RM Shares Why He Wanted to Be ‘Completely Free and Honest’ in New Doc — and What It Means for BTS (Exclusive)
- Right People, Wrong Place is a new documentary centered on the making of BTS member RM’s second solo album, Right Place, Wrong Person
- RM opens up about the documentary in an exclusive Q&A shared with PEOPLE
- “I want to fully express my story… and I wish to be more of my true self,” says the star
RM is known among BTS fans for his candor. In 2024 slang, he might be (affectionately) deemed a yapper.
It’s a quality that often delights ARMY (as BTS’s fandom is known) and likely keeps the groups’ management up at night.
He talks directly to fans about his personal and professional struggles on impromptu late-night livestreams, and addresses the universal ones faced by his generation on the floor of the United Nations, He shares ideas and inspiration like he can’t help it — and even occasionally gets himself into trouble by accidentally leaking details of the group’s future plans.
In RM: Right People, Wrong Place, the rapper and K-pop superstar’s documentary (out Dec. 5) about the making of his critically acclaimed second solo album, Right Place, Wrong Person, he’s more open and honest than ever. And for the first time, he seems okay with all of it.
“There have been many aspects of my life where I couldn’t be honest,” RM, 30, says, reflecting on the project’s origins in a Q&A shared exclusively with PEOPLE. “And when I express these causes, I’m not sure how my fans or people outside will think about it, but I just wanted to share my story. I want to fully express my story… and I wish to be more of my true self.”
“As a team, we’ve done a lot of ‘Love Yourself’,” he continues, referencing the series of BTS albums with the title that sparked a sort of mission statement for the group encouraging self love and acceptance. “But eventually, to love yourself, you must be the most honest with yourself to hold that key.”
His album, which was released in May 2024, and the documentary, which debuted at the Busan international Film Festival in October, were made over eight months in the window between BTS’s June 2022 announcement that they’d be taking a hiatus (so the members could work on solo projects and fulfill Korea’s mandatory military service) and RM’s own enlistment in December 2023.
Without his six other members filling the space around him, and in the absence of a packed schedule keeping him hurdling full speed ahead, RM (born Kim Namjoon) is loose, unguarded, often introspective and occasionally gleefully aimless.
Unlike the solo documentaries released by his bandmates, the BTS leader’s film contains no live performances of the completed songs because the album came out after he began his service. It makes the whole thing very insular, almost stifling at times, as viewers experience the ebbs and flows of doubt and enthusiasm, optimism and listlessness along with the artist.

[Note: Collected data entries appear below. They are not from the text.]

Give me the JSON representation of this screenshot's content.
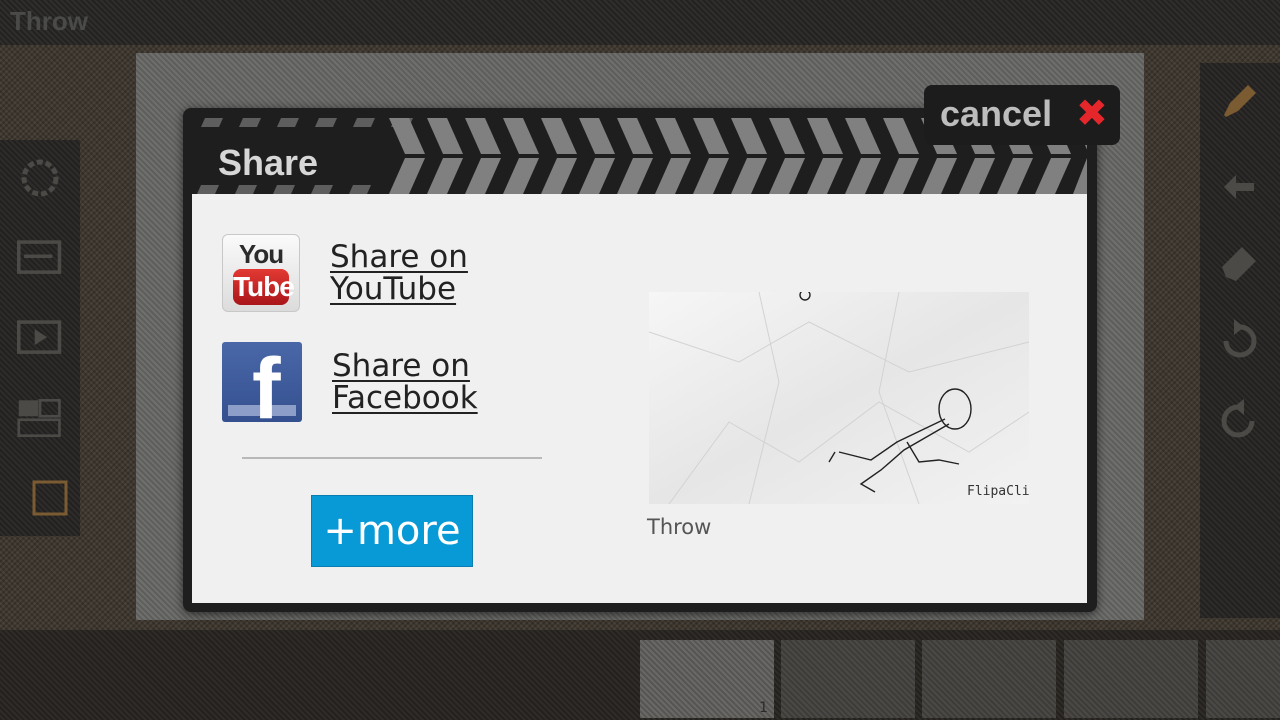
{
  "app": {
    "title": "Throw"
  },
  "left_toolbar": {
    "tools": [
      {
        "icon": "settings-ring-icon"
      },
      {
        "icon": "layers-icon"
      },
      {
        "icon": "play-frame-icon"
      },
      {
        "icon": "onion-skin-icon"
      },
      {
        "icon": "background-frame-icon"
      }
    ]
  },
  "right_toolbar": {
    "tools": [
      {
        "icon": "pencil-icon"
      },
      {
        "icon": "hand-icon"
      },
      {
        "icon": "eraser-icon"
      },
      {
        "icon": "undo-icon"
      },
      {
        "icon": "redo-icon"
      }
    ]
  },
  "timeline": {
    "frames": [
      "1",
      "",
      "",
      "",
      ""
    ]
  },
  "dialog": {
    "title": "Share",
    "cancel_label": "cancel",
    "cancel_icon": "close-x-icon",
    "youtube": {
      "icon_you": "You",
      "icon_tube": "Tube",
      "line1": "Share on",
      "line2": "YouTube"
    },
    "facebook": {
      "icon_letter": "f",
      "line1": "Share on",
      "line2": "Facebook"
    },
    "more_label": "+more",
    "preview": {
      "caption": "Throw",
      "watermark": "FlipaClip"
    }
  },
  "colors": {
    "accent": "#089ad6",
    "cancel_x": "#e5272c",
    "dialog_bg": "#1e1e1e",
    "panel_bg": "#f0f0f0"
  }
}
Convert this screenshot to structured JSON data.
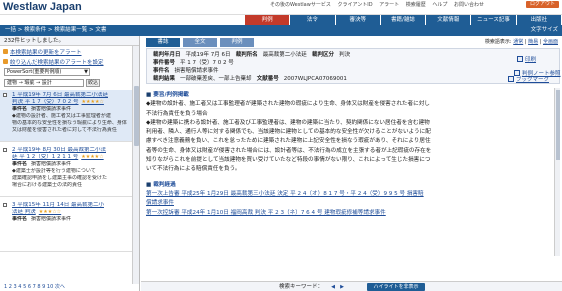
{
  "header": {
    "logo": "Westlaw Japan",
    "utilities": [
      "その後のWestlawサービス",
      "クライアントID",
      "アラート",
      "検索履歴",
      "ヘルプ",
      "お問い合わせ"
    ],
    "logout": "ログアウト"
  },
  "nav_tabs": [
    {
      "label": "判例",
      "active": true
    },
    {
      "label": "法令",
      "active": false
    },
    {
      "label": "審決等",
      "active": false
    },
    {
      "label": "書籍/雑誌",
      "active": false
    },
    {
      "label": "文献情報",
      "active": false
    },
    {
      "label": "ニュース記事",
      "active": false
    },
    {
      "label": "出版社",
      "active": false
    }
  ],
  "breadcrumb": "一括 > 検索条件 > 検索結果一覧 > 文書",
  "font_size_label": "文字サイズ",
  "left": {
    "hits": "232件ヒットしました。",
    "link_alert": "本検索結果の更新をアラート",
    "link_filter": "絞り込んだ検索結果のアラートを設定",
    "sort_value": "PowerSort(重要判例順)",
    "filter_placeholder": "建物 → 瑕疵 → 設計",
    "filter_button": "絞込",
    "results": [
      {
        "title": "1 平成19年 7月 6日 最高裁第二小法廷",
        "title2": "判決 平 1 7（受）7 0 2 号",
        "stars": "★★★★☆",
        "label": "事件名",
        "name": "損害賠償請求事件",
        "summary": [
          "◆建物の設計者、施工者又は工事監理者が建",
          "物の基本的な安全性を損なう瑕疵により生命、身体",
          "又は財産を侵害された者に対して不法行為責任"
        ]
      },
      {
        "title": "2 平成19年 8月 30日 最高裁第二小法",
        "title2": "廷 平 1 2（受）1 2 1 1 号",
        "stars": "★★★★☆",
        "label": "事件名",
        "name": "損害賠償請求事件",
        "summary": [
          "◆建築士が設計等を行う建物について",
          "建築確認申請をし建築主事の確認を受けた",
          "場合における建築士の法的責任"
        ]
      },
      {
        "title": "3 平成15年 11月 14日 最高裁第二小",
        "title2": "法廷 判決",
        "stars": "★★★☆☆",
        "label": "事件名",
        "name": "損害賠償請求事件",
        "summary": []
      }
    ],
    "pager": "1 2 3 4 5 6 7 8 9 10 次へ"
  },
  "doc_tabs": [
    {
      "label": "書誌",
      "active": true
    },
    {
      "label": "全文",
      "active": false
    },
    {
      "label": "判例",
      "active": false
    }
  ],
  "view_links": {
    "prefix": "検索語表示:",
    "normal": "通常",
    "plain": "簡易",
    "full": "全画面"
  },
  "info": {
    "date_label": "裁判年月日",
    "date": "平成19年 7月 6日",
    "court_label": "裁判所名",
    "court": "最高裁第二小法廷",
    "type_label": "裁判区分",
    "type": "判決",
    "case_no_label": "事件番号",
    "case_no": "平 1 7（受）7 0 2 号",
    "case_name_label": "事件名",
    "case_name": "損害賠償請求事件",
    "result_label": "裁判結果",
    "result": "一部破棄差戻、一部上告棄却",
    "doc_no_label": "文献番号",
    "doc_no": "2007WLJPCA07069001",
    "print": "印刷",
    "note": "判例ノート参照",
    "bookmark": "ブックマーク"
  },
  "body": {
    "sec1": "要旨/判例掲載",
    "p1": [
      "◆建物の設計者、施工者又は工事監理者が建築された建物の瑕疵により生命、身体又は財産を侵害された者に対し",
      "不法行為責任を負う場合",
      "◆建物の建築に携わる設計者、施工者及び工事監理者は、建物の建築に当たり、契約関係にない居住者を含む建物",
      "利用者、隣人、通行人等に対する関係でも、当該建物に建物としての基本的な安全性が欠けることがないように配",
      "慮すべき注意義務を負い、これを怠ったために建築された建物に上記安全性を損なう瑕疵があり、それにより居住",
      "者等の生命、身体又は財産が侵害された場合には、設計者等は、不法行為の成立を主張する者が上記瑕疵の存在を",
      "知りながらこれを前提として当該建物を買い受けていたなど特段の事情がない限り、これによって生じた損害につ",
      "いて不法行為による賠償責任を負う。"
    ],
    "sec2": "裁判経過",
    "p2": [
      "第一次上告審 平成25年 1月29日 最高裁第三小法廷 決定 平 2 4（オ）8 1 7 号・平 2 4（受）9 9 5 号 損害賠",
      "償請求事件",
      "第一次控訴審 平成24年 1月10日 福岡高裁 判決 平 2 3（ネ）7 6 4 号 建物瑕疵修補等請求事件"
    ]
  },
  "footer": {
    "keyword_label": "検索キーワード：",
    "prev": "◀",
    "next": "▶",
    "highlight": "ハイライトを非表示"
  }
}
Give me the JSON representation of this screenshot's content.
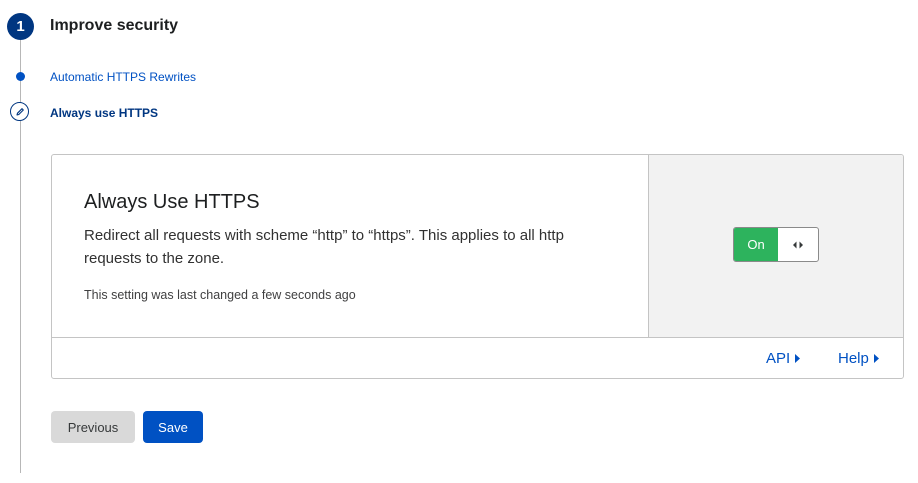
{
  "step": {
    "number": "1",
    "title": "Improve security",
    "substeps": [
      {
        "label": "Automatic HTTPS Rewrites"
      },
      {
        "label": "Always use HTTPS"
      }
    ]
  },
  "card": {
    "title": "Always Use HTTPS",
    "description": "Redirect all requests with scheme “http” to “https”. This applies to all http requests to the zone.",
    "meta": "This setting was last changed a few seconds ago",
    "toggle": {
      "label": "On",
      "state": "on",
      "color": "#2db35d"
    },
    "links": {
      "api": "API",
      "help": "Help"
    }
  },
  "buttons": {
    "previous": "Previous",
    "save": "Save"
  },
  "colors": {
    "primary": "#0051c3",
    "step_navy": "#003681",
    "toggle_on": "#2db35d"
  },
  "icons": {
    "edit": "pencil-icon",
    "toggle_handle": "drag-handle-icon",
    "link_arrow": "caret-right-icon"
  }
}
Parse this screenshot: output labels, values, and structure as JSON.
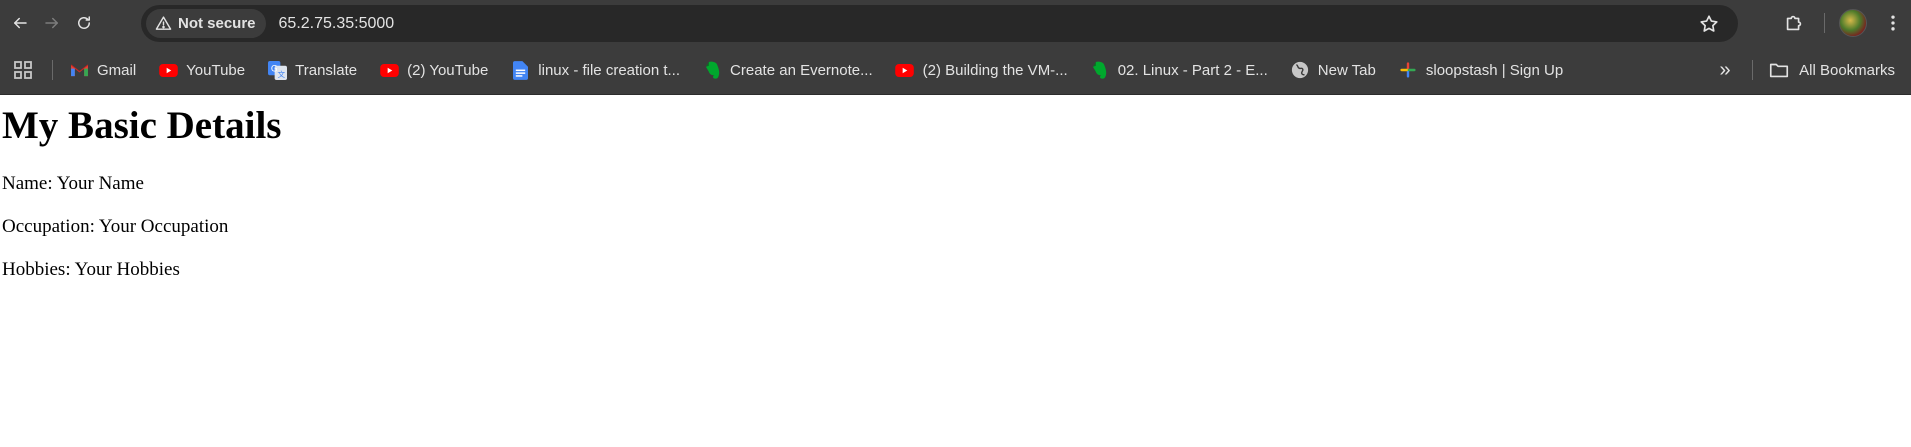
{
  "browser": {
    "security_label": "Not secure",
    "url": "65.2.75.35:5000",
    "icons": {
      "back": "arrow-left-icon",
      "forward": "arrow-right-icon",
      "reload": "reload-icon",
      "security": "warning-triangle-icon",
      "star": "star-icon",
      "extensions": "puzzle-icon",
      "menu": "kebab-menu-icon"
    },
    "colors": {
      "toolbar_bg": "#3c3c3c",
      "omnibox_bg": "#282828",
      "text": "#e3e3e3"
    }
  },
  "bookmarks": {
    "items": [
      {
        "label": "Gmail",
        "icon": "gmail-icon"
      },
      {
        "label": "YouTube",
        "icon": "youtube-icon"
      },
      {
        "label": "Translate",
        "icon": "translate-icon"
      },
      {
        "label": "(2) YouTube",
        "icon": "youtube-icon"
      },
      {
        "label": "linux - file creation t...",
        "icon": "google-docs-icon"
      },
      {
        "label": "Create an Evernote...",
        "icon": "evernote-icon"
      },
      {
        "label": "(2) Building the VM-...",
        "icon": "youtube-icon"
      },
      {
        "label": "02. Linux - Part 2 - E...",
        "icon": "evernote-icon"
      },
      {
        "label": "New Tab",
        "icon": "globe-icon"
      },
      {
        "label": "sloopstash | Sign Up",
        "icon": "sloopstash-icon"
      }
    ],
    "all_bookmarks_label": "All Bookmarks",
    "overflow_glyph": "»"
  },
  "page": {
    "title": "My Basic Details",
    "lines": [
      "Name: Your Name",
      "Occupation: Your Occupation",
      "Hobbies: Your Hobbies"
    ]
  }
}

Working with a collective of musicians and producers, including his main collaborator, creative director San Yawn, viewers will see RM experiment with new genres and sounds — and a new, slower pace that he says allowed him to be freewheeling for the first time in his decade-plus career.
“I’m the icon of ups and downs,” he jokes in the film. “I’m the icon of going full throttle or stopping abruptly. But I think my role as leader of BTS helped me rein that in a little. I always told myself, focus on balance . . . But even this emotionally volatile me is very me. So what do I do with this me?”
Even while he’s working on solo projects, RM is always thinking about BTS and what’s next for them when they reunite in 2025.
“I believe that the experience of being able to be completely free and honest will have a good influence on our team when BTS transitions to the next chapter,” he shares in the Q&A.
“I believe that everything happens for a reason, so I think I am driving in the right direction, and that those events are bound to have a good influence when we come back together,” he adds. “That’s the way I live, knowing that you realize what’s precious after losing it and that you can only take off something after you’ve tried it on. So I’m going to try to take it off this time.”
In BTS’s early days, RM’s moniker stood for “Rap Monster,” but he later pondered whether it could be for “Real Me,” a name that encompassed his many identities: rapper, idol, song writer, philanthropist, art collector, leader, and occasional wanderer.
Talking to the camera toward the end of the film he says, “It feels like I’m being my true self for the first time in a while.”
Right People, Wrong Place is in theaters Dec. 5.